At about the same time, Delhi saw another exhibition revolving around a similar theme, hosted by NIV Art Centre titled Mumkin Zameen/Possible Lands. The exhibition was a fruition of a ten-day winter residency awarded to eleven artists to explore the idea of land in context with the Aravalli belt region in south Delhi, amidst the larger discourse of ecological crises and its subsequent socio-political effects. According to the curator Kamayani Sharma, the exhibition builds, “...grounds for hope, which are necessary for us to reorient ourselves along axes of danger. Whether it is the encroachment of adivasi (tribal) jal (water), jangal (forest), jameen (land), the settlement of property disputes in favor of majoritarian actors, the metabolisms of rural-urban ecosystems or the migrations across borderlands within and without, land is the organizing (or disorganizing) principle of life-worlds”.  In this exhibition, two artists from Odisha presented artworks that strongly aligned with the ongoing agrarian crisis ; Bhikari Pradhan’s mixed media installation titled Interdependency was a modernist grid structure built from his childhood memory of a fence meant to protect agricultural land and farms in Odisha, and Sitikanta Samantasinghar work Hidden Areas III questioned and commented upon the unsustainable supply chain of agricultural material.
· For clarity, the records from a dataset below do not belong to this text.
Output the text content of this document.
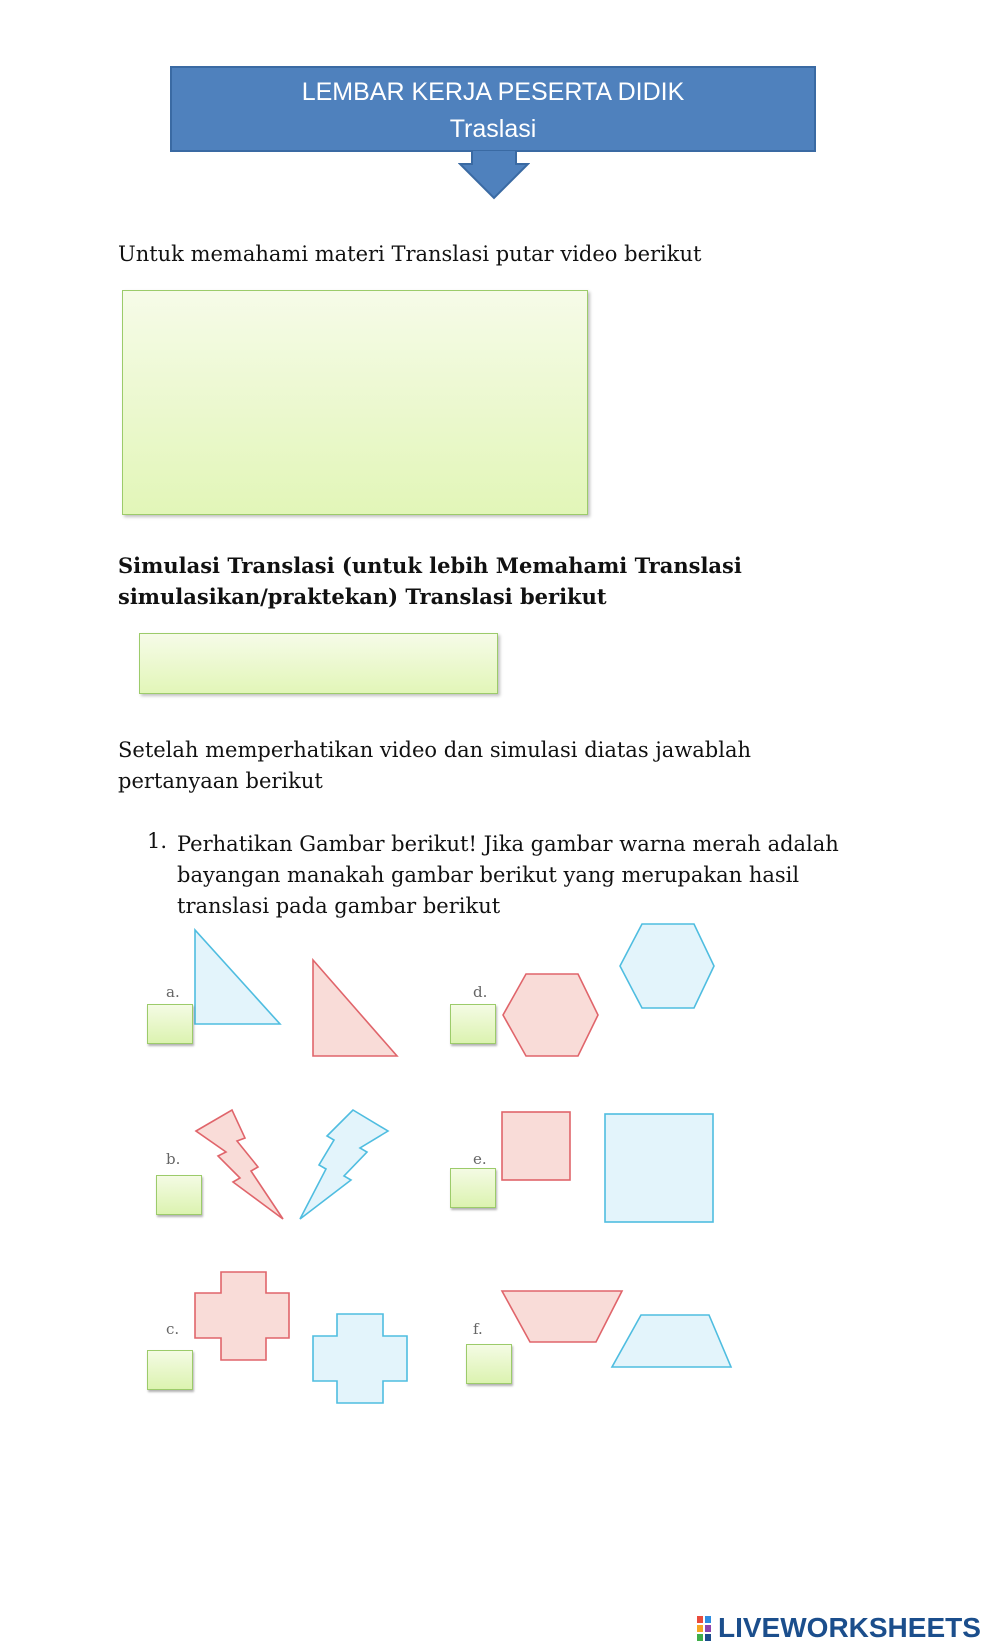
LEMBAR KERJA PESERTA DIDIK
Traslasi
Untuk memahami materi Translasi putar video berikut
Simulasi Translasi (untuk lebih Memahami Translasi
simulasikan/praktekan) Translasi berikut
Setelah memperhatikan video dan simulasi diatas jawablah
pertanyaan berikut
1. Perhatikan Gambar berikut! Jika gambar warna merah adalah
bayangan manakah gambar berikut yang merupakan hasil
translasi pada gambar berikut
a.
b.
c.
d.
e.
f.
LIVEWORKSHEETS
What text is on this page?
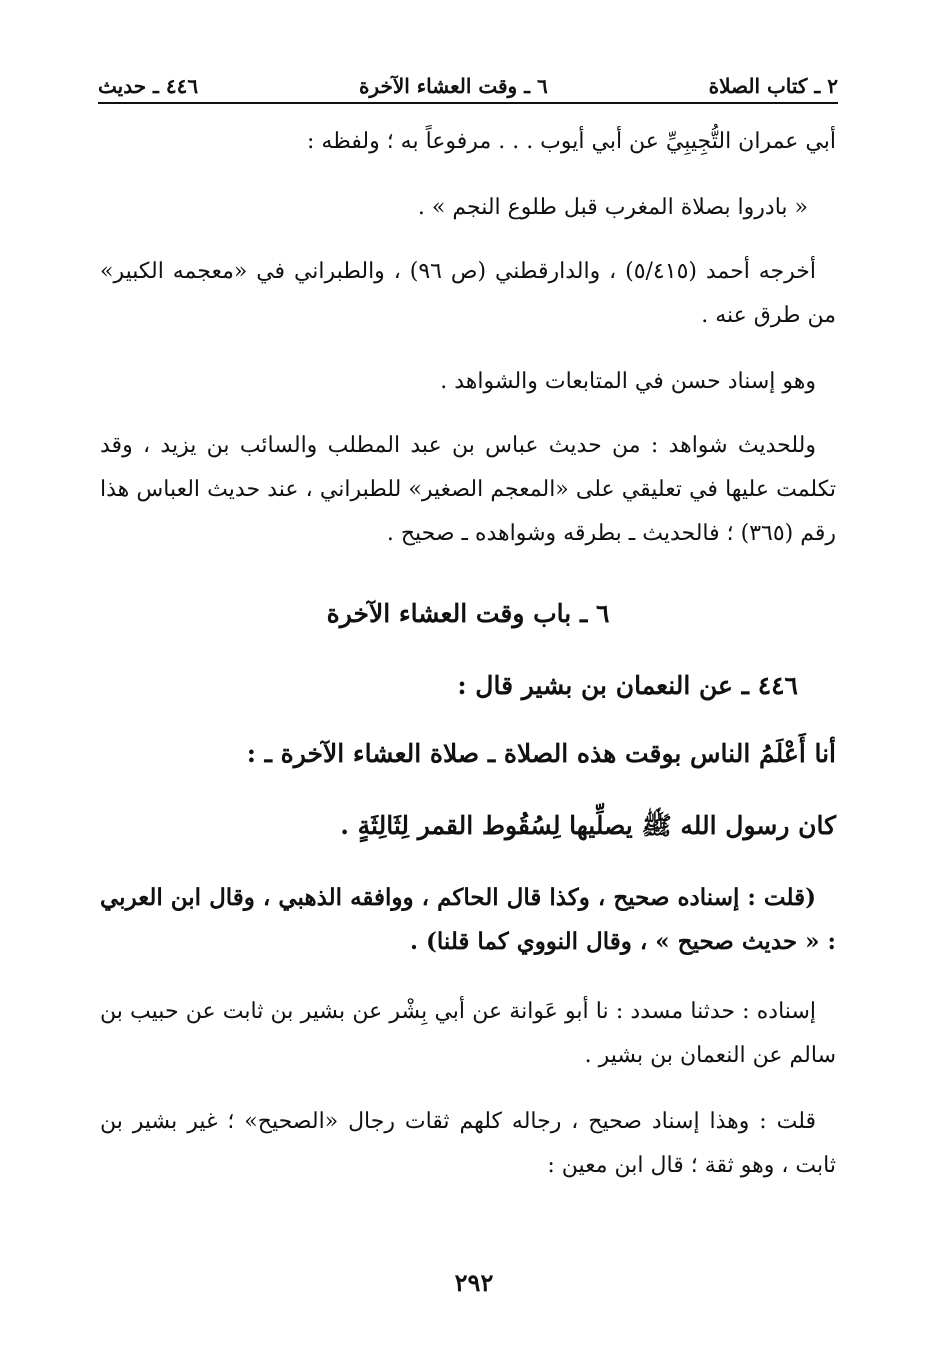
٢ ـ كتاب الصلاة
٦ ـ وقت العشاء الآخرة
٤٤٦ ـ حديث
أبي عمران التُّجِيبِيِّ عن أبي أيوب . . . مرفوعاً به ؛ ولفظه :
« بادروا بصلاة المغرب قبل طلوع النجم » .
أخرجه أحمد (٥/٤١٥) ، والدارقطني (ص ٩٦) ، والطبراني في «معجمه الكبير» من طرق عنه .
وهو إسناد حسن في المتابعات والشواهد .
وللحديث شواهد : من حديث عباس بن عبد المطلب والسائب بن يزيد ، وقد تكلمت عليها في تعليقي على «المعجم الصغير» للطبراني ، عند حديث العباس هذا رقم (٣٦٥) ؛ فالحديث ـ بطرقه وشواهده ـ صحيح .
٦ ـ باب وقت العشاء الآخرة
٤٤٦ ـ عن النعمان بن بشير قال :
أنا أَعْلَمُ الناس بوقت هذه الصلاة ـ صلاة العشاء الآخرة ـ :
كان رسول الله ﷺ يصلِّيها لِسُقُوط القمر لِثَالِثَةٍ .
(قلت : إسناده صحيح ، وكذا قال الحاكم ، ووافقه الذهبي ، وقال ابن العربي : « حديث صحيح » ، وقال النووي كما قلنا) .
إسناده : حدثنا مسدد : نا أبو عَوانة عن أبي بِشْر عن بشير بن ثابت عن حبيب بن سالم عن النعمان بن بشير .
قلت : وهذا إسناد صحيح ، رجاله كلهم ثقات رجال «الصحيح» ؛ غير بشير بن ثابت ، وهو ثقة ؛ قال ابن معين :
٢٩٢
Both installations had a strong defining presence like the realistic figurines of farm families in Pradhan’s work, and sickles hanging above a questionable patch of land symbolizing peasant movements, migration and how land gets detached from its roots and original soil, in the work of Samantasinghar.
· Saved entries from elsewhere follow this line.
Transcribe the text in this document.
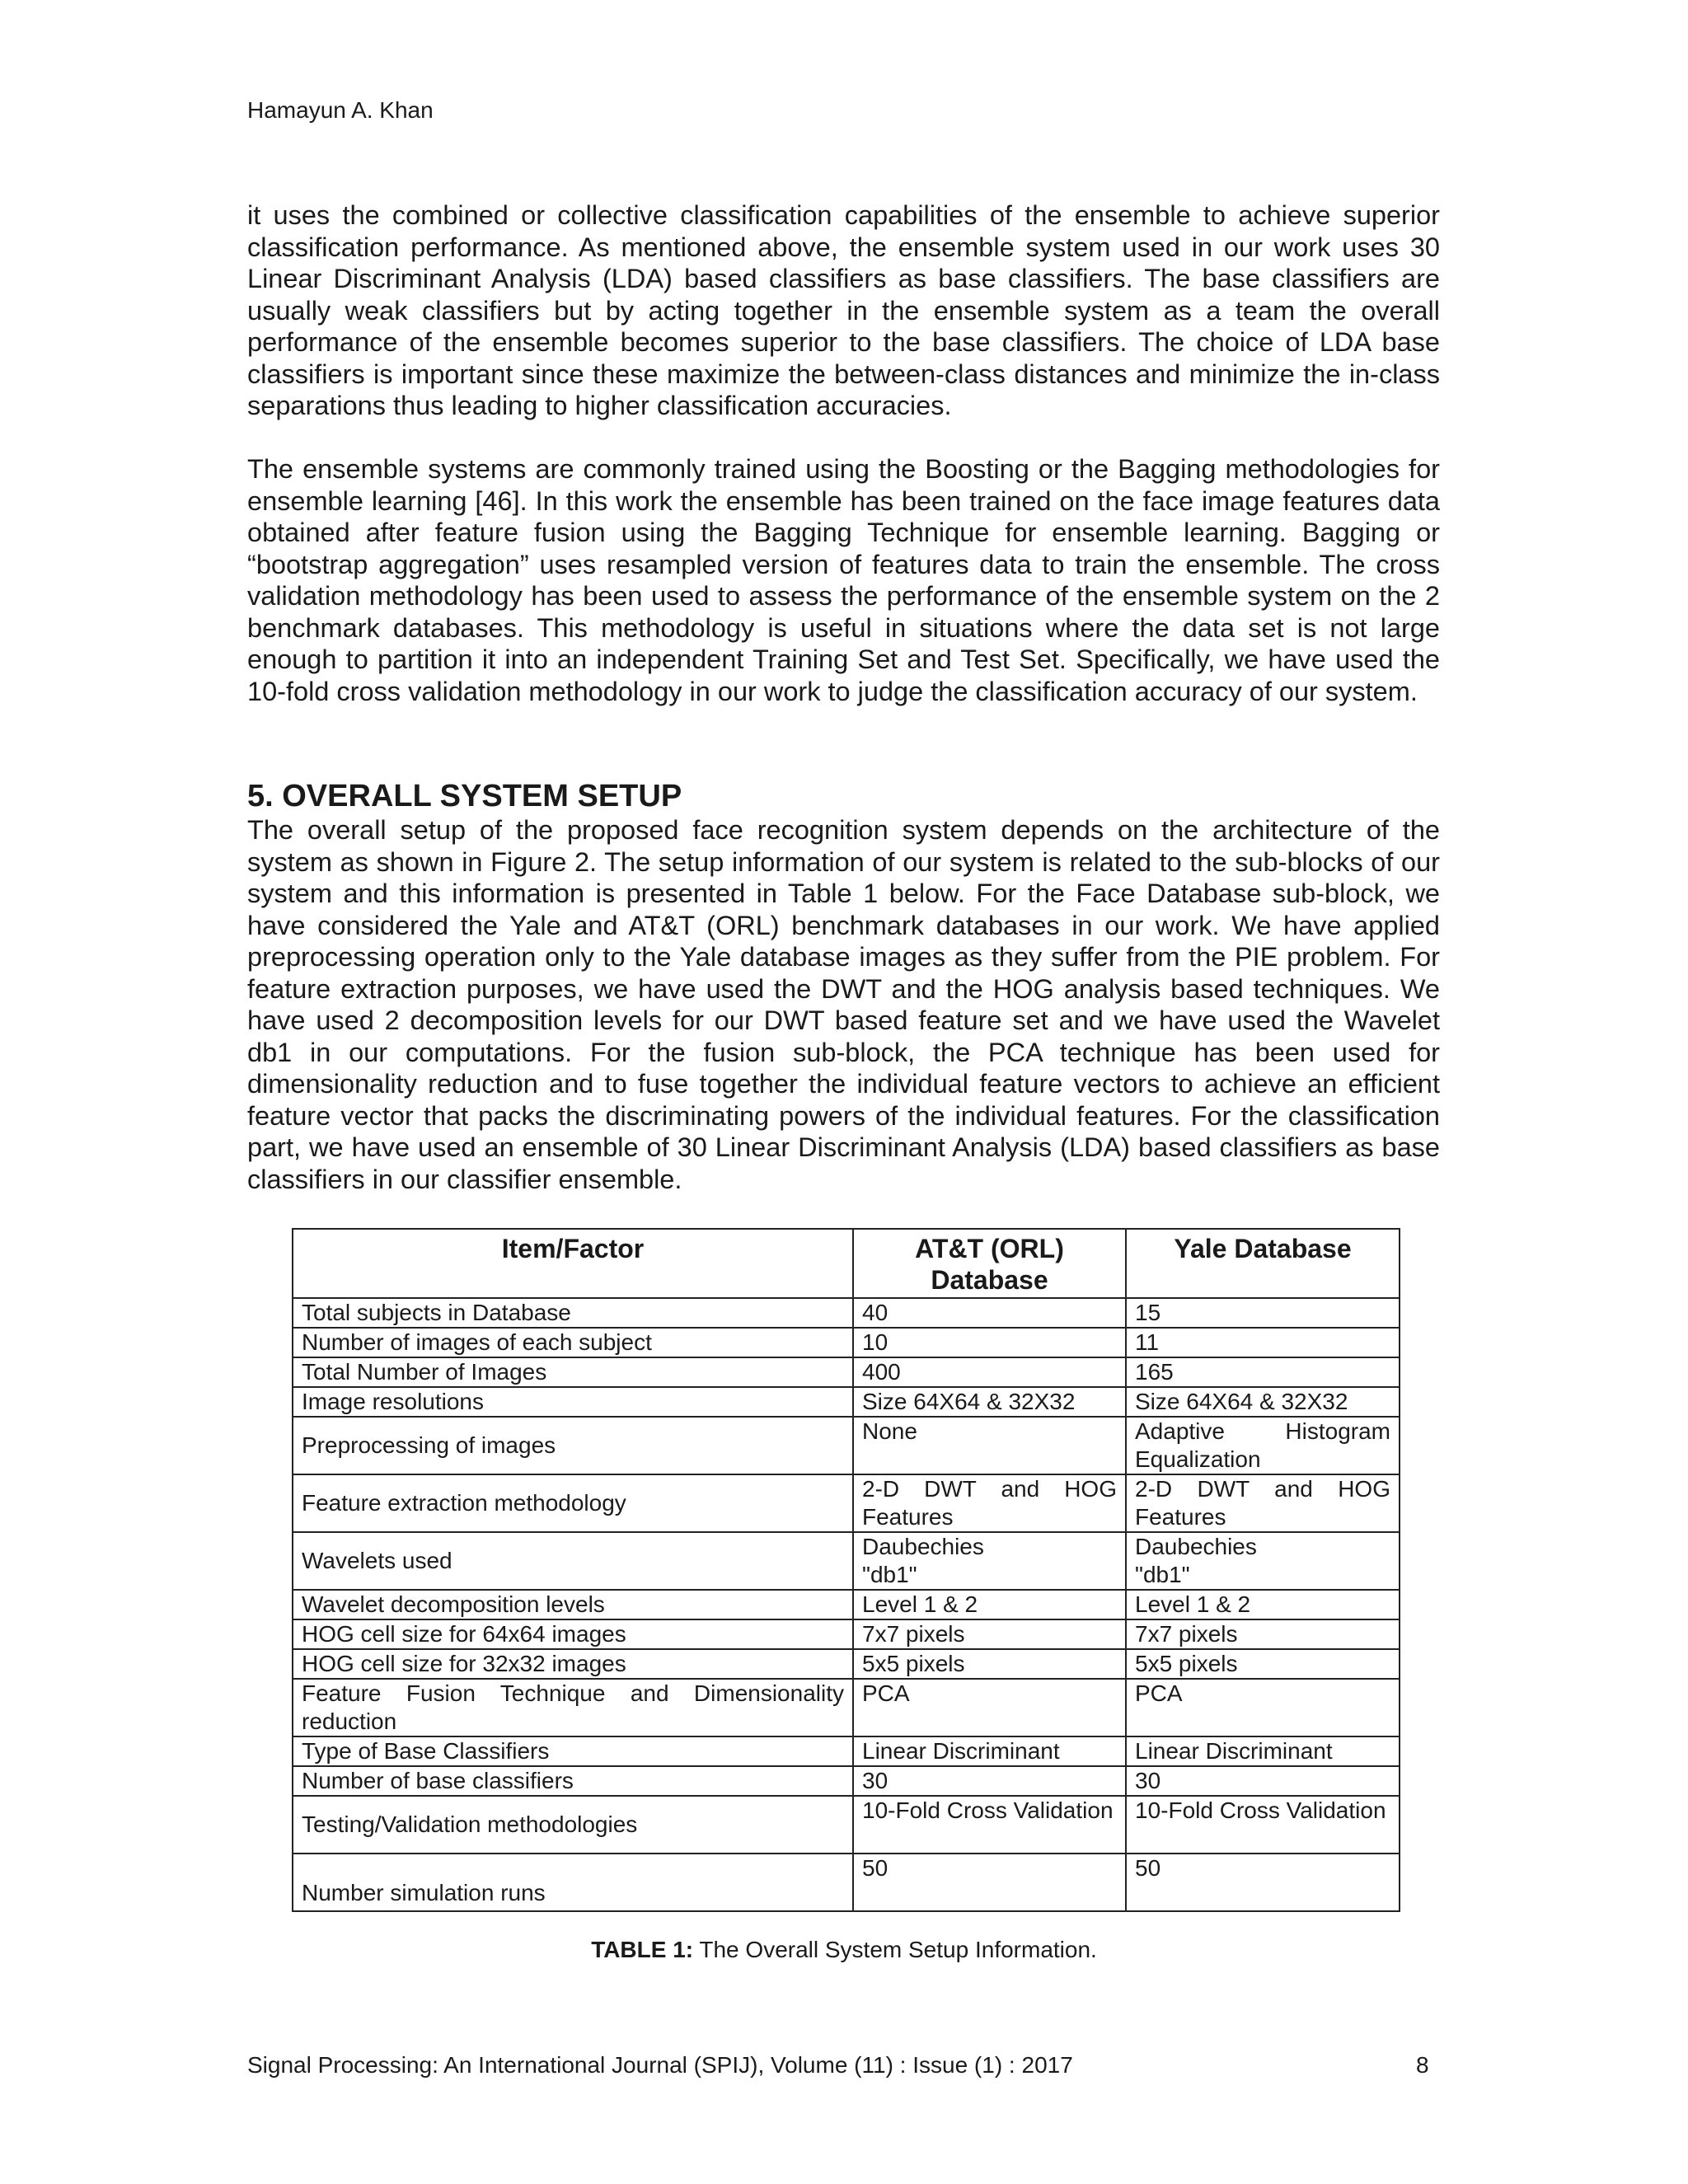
Hamayun A. Khan

it uses the combined or collective classification capabilities of the ensemble to achieve superior classification performance. As mentioned above, the ensemble system used in our work uses 30 Linear Discriminant Analysis (LDA) based classifiers as base classifiers. The base classifiers are usually weak classifiers but by acting together in the ensemble system as a team the overall performance of the ensemble becomes superior to the base classifiers. The choice of LDA base classifiers is important since these maximize the between-class distances and minimize the in-class separations thus leading to higher classification accuracies.

The ensemble systems are commonly trained using the Boosting or the Bagging methodologies for ensemble learning [46]. In this work the ensemble has been trained on the face image features data obtained after feature fusion using the Bagging Technique for ensemble learning. Bagging or “bootstrap aggregation” uses resampled version of features data to train the ensemble. The cross validation methodology has been used to assess the performance of the ensemble system on the 2 benchmark databases. This methodology is useful in situations where the data set is not large enough to partition it into an independent Training Set and Test Set. Specifically, we have used the 10-fold cross validation methodology in our work to judge the classification accuracy of our system.

5. OVERALL SYSTEM SETUP

The overall setup of the proposed face recognition system depends on the architecture of the system as shown in Figure 2. The setup information of our system is related to the sub-blocks of our system and this information is presented in Table 1 below. For the Face Database sub-block, we have considered the Yale and AT&T (ORL) benchmark databases in our work. We have applied preprocessing operation only to the Yale database images as they suffer from the PIE problem. For feature extraction purposes, we have used the DWT and the HOG analysis based techniques. We have used 2 decomposition levels for our DWT based feature set and we have used the Wavelet db1 in our computations. For the fusion sub-block, the PCA technique has been used for dimensionality reduction and to fuse together the individual feature vectors to achieve an efficient feature vector that packs the discriminating powers of the individual features. For the classification part, we have used an ensemble of 30 Linear Discriminant Analysis (LDA) based classifiers as base classifiers in our classifier ensemble.

Item/Factor	AT&T (ORL) Database	Yale Database
Total subjects in Database	40	15
Number of images of each subject	10	11
Total Number of Images	400	165
Image resolutions	Size 64X64 & 32X32	Size 64X64 & 32X32
Preprocessing of images	None	Adaptive Histogram Equalization
Feature extraction methodology	2-D DWT and HOG Features	2-D DWT and HOG Features
Wavelets used	Daubechies "db1"	Daubechies "db1"
Wavelet decomposition levels	Level 1 & 2	Level 1 & 2
HOG cell size for 64x64 images	7x7 pixels	7x7 pixels
HOG cell size for 32x32 images	5x5 pixels	5x5 pixels
Feature Fusion Technique and Dimensionality reduction	PCA	PCA
Type of Base Classifiers	Linear Discriminant	Linear Discriminant
Number of base classifiers	30	30
Testing/Validation methodologies	10-Fold Cross Validation	10-Fold Cross Validation
Number simulation runs	50	50
TABLE 1: The Overall System Setup Information.
Signal Processing: An International Journal (SPIJ), Volume (11) : Issue (1) : 2017	8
Mumkin Zameen/Possible Lands. The exhibition, Installation shots, NIV Arts Centre, Delhi, 2024



Mumkin Zameen/Possible Lands. The exhibition, Installation shots, NIV Arts Centre, Delhi, 2024

Mumkin Zameen/Possible Lands. The exhibition, Installation shots, NIV Arts Centre, Delhi, 2024

 

Three more artists could be integrated into the premise but with sufficient aesthetic contemplation of inherent differences. Inspired by the farming culture of her native town in Tripura, artist Gopa Roy employed a variety of natural material like straw pulp, jute, thread, tree bark and rice paper to depict the dichotomy of her rural roots against the urban sprawl of Delhi. Preksha Golchha’s interactive installation mediated between sound and image, bringing awareness  upon displacement and encroachment of village land in the name of development. She used patched jute suspensions along with the sounds of a bustling neighborhood to recreate a multi-sensory experience for the visitor. Sapna Kuniyal created a series of two paintings titled Pungad (Garhwali word meaning ‘farming land’), reflecting upon the agricultural anthropology of her native state Uttarakhand. The paintings encased an asymmetric pattern of farming tools and circular breads showing the microcosm of the farming community that grows for all and feeds unconditionally. An uncanny coexistence of six more artists in this exhibition highlighted their individual, deep rooted entanglements with land, in synchronicity with the spirit of the master narrative of the show.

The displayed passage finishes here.